Video Store. It’s true that in some respect streaming has improved the home movie experience in so much as entities like The Criterion Channel, bless it, mean that if, say, they have a Jean Harlow month you can just pick from all the Jean Harlow movies instead of having to pick from whatever scant Jean Harlow movies your local video store might possess if, cross your fingers, they have any in the first place which if it’s Waukee Video circa 1992 they probably don’t. But just as there is something far more gratifying in physical record shopping than in the algorithm of Spotify telling you what you want to hear, there was something gratifying in showing up at the Blockbuster on Friday night only to discover that all 50 copies of what you wanted to rent are already checked out and forcing you to peruse the aisles, on a self-imposed deadline, of sorts, because you couldn’t search Netflix to infinity, you had to choose before you left the store. And if this is how you sometimes wound up renting “Crimson Tide” again, hey, I wasn’t complaining.

If you know, you know.

The Mall. Oof, two levels of longing here. Sometimes, after spending a few hours at your local mall and having inspected every cassette in Musicland, demoed all the gizmos and gadgets in Radio Shack, and lost interest in the overpriced detritus of Spencer’s Gifts, you might decide to check out a movie. This is how in the summer of 1994 I wound up seeing “I Love Trouble” at the Forum 4 attached to Merle Hay Mall. Because if you were 16 or 66 in 1994, it was easier to see a mid-budget romantic comedy starring Julia Roberts in a movie theater than a superhero. We really did have everything, didn’t we?

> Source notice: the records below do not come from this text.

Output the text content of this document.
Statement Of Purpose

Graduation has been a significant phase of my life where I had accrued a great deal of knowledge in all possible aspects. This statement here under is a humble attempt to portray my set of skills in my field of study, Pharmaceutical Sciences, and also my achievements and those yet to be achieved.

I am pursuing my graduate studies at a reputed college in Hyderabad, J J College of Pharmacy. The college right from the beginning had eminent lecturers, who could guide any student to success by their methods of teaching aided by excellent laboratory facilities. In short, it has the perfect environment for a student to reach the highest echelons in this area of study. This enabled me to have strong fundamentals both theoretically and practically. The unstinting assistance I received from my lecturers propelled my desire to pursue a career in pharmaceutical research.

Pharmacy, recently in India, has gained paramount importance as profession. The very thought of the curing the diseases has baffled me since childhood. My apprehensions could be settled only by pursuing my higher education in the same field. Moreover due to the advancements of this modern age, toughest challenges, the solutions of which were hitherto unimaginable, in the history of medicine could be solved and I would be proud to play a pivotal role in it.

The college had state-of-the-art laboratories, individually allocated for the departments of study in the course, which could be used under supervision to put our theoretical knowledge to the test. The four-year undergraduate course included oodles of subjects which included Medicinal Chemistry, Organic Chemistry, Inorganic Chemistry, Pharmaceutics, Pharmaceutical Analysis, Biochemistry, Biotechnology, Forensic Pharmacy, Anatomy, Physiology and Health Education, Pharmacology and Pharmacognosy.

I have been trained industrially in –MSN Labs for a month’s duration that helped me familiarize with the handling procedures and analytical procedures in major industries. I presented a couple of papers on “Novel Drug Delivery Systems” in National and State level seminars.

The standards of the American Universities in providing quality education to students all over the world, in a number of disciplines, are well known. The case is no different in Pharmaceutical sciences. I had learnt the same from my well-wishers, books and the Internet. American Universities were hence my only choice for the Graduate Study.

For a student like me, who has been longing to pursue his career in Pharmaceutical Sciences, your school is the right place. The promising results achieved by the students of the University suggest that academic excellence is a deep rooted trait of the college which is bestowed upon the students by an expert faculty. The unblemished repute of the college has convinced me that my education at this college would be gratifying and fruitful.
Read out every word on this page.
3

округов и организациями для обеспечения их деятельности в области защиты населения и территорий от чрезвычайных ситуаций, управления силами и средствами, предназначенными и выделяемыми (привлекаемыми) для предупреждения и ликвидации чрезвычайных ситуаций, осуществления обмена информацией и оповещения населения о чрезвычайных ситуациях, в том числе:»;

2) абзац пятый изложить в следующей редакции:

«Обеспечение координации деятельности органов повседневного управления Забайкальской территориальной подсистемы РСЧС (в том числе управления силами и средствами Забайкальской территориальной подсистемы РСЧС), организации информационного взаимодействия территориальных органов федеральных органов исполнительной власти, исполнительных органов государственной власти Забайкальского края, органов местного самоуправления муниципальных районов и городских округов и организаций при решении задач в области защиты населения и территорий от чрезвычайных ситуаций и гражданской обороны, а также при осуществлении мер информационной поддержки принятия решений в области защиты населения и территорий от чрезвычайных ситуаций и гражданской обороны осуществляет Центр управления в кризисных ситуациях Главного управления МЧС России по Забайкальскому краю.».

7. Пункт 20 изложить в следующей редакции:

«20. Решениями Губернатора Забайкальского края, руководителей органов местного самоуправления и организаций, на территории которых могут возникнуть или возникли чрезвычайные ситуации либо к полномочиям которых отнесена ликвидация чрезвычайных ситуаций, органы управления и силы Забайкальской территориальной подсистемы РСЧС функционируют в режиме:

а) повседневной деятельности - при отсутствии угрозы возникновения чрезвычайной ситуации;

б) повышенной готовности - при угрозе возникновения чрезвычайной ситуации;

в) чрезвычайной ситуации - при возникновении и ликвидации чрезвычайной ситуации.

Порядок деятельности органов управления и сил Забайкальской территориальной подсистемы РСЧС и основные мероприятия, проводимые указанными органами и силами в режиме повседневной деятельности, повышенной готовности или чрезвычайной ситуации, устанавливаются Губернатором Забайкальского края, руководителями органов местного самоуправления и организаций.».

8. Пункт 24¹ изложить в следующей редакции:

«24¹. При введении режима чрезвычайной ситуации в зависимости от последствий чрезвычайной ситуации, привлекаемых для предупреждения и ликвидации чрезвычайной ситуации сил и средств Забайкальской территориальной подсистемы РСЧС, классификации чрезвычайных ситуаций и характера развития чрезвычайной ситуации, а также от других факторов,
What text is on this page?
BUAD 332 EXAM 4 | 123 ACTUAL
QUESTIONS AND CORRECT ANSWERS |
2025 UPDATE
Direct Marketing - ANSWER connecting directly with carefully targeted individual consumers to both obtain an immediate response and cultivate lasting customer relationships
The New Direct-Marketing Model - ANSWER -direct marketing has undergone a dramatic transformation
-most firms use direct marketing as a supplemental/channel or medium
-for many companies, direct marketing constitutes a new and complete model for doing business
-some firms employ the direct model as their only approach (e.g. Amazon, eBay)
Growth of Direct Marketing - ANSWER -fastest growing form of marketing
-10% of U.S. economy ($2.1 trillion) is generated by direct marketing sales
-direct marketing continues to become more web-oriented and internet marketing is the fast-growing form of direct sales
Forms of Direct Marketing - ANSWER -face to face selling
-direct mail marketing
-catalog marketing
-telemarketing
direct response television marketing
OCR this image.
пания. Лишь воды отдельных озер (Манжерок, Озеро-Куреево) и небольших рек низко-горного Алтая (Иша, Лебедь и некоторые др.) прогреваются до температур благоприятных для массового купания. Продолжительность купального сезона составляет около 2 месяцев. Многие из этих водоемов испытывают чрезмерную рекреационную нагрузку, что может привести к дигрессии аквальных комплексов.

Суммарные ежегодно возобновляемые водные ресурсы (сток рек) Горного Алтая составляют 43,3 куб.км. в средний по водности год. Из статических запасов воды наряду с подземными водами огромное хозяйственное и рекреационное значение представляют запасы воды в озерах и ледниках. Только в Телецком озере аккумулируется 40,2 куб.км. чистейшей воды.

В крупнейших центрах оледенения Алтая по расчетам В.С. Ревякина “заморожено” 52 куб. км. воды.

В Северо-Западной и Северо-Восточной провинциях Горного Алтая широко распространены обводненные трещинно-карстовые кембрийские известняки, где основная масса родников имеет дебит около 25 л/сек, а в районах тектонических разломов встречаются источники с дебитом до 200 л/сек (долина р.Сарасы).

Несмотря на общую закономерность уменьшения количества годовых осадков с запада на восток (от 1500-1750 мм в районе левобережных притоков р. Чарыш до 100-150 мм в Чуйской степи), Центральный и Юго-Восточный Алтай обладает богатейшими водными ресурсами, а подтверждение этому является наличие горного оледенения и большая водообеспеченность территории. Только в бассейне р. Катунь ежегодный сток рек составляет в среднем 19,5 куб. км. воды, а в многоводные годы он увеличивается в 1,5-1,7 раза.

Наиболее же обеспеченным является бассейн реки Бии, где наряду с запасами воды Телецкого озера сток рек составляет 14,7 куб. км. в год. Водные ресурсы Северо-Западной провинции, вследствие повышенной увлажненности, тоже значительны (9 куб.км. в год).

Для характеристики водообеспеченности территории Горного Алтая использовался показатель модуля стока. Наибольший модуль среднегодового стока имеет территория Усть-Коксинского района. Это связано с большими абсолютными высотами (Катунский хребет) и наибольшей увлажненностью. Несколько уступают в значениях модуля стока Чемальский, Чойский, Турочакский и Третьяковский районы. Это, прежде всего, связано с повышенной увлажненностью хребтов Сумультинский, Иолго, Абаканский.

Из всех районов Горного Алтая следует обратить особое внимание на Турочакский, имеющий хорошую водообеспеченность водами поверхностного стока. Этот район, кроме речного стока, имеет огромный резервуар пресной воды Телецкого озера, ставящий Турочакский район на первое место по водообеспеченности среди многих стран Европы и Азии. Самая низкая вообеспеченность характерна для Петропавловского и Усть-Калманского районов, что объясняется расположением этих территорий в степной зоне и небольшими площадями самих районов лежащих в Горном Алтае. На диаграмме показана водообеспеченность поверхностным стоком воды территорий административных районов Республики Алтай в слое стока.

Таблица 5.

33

Just Showing Up. Though I’m a big believer of living in the moment, I’m not the biggest fan of just rolling up to the movie theater, checking the marquee, and picking something to see, chiefly because the list of movies I want to see each years tends to be long and regimented. On the other, I admire the people just rolling with movie times because they are putting the movie-going experience first. And besides, my favorite movie-going experience from my time in Arizona was a spur of the moment, on the premises, I-need-to-see-a-movie-right-now-because-it’s-hot-and-I’m-miserable situation. You never know.


Newspaper. There are still print movie ads, of course, even in the newspapers long since shredded by the Gannet vultures. But they are dispiritingly functional, condensed to just the theater, the movie, nothing like those glorious miniature movie marquees in print, which transformed the arts and leisure section into a treasure map on which virtually every spot was X.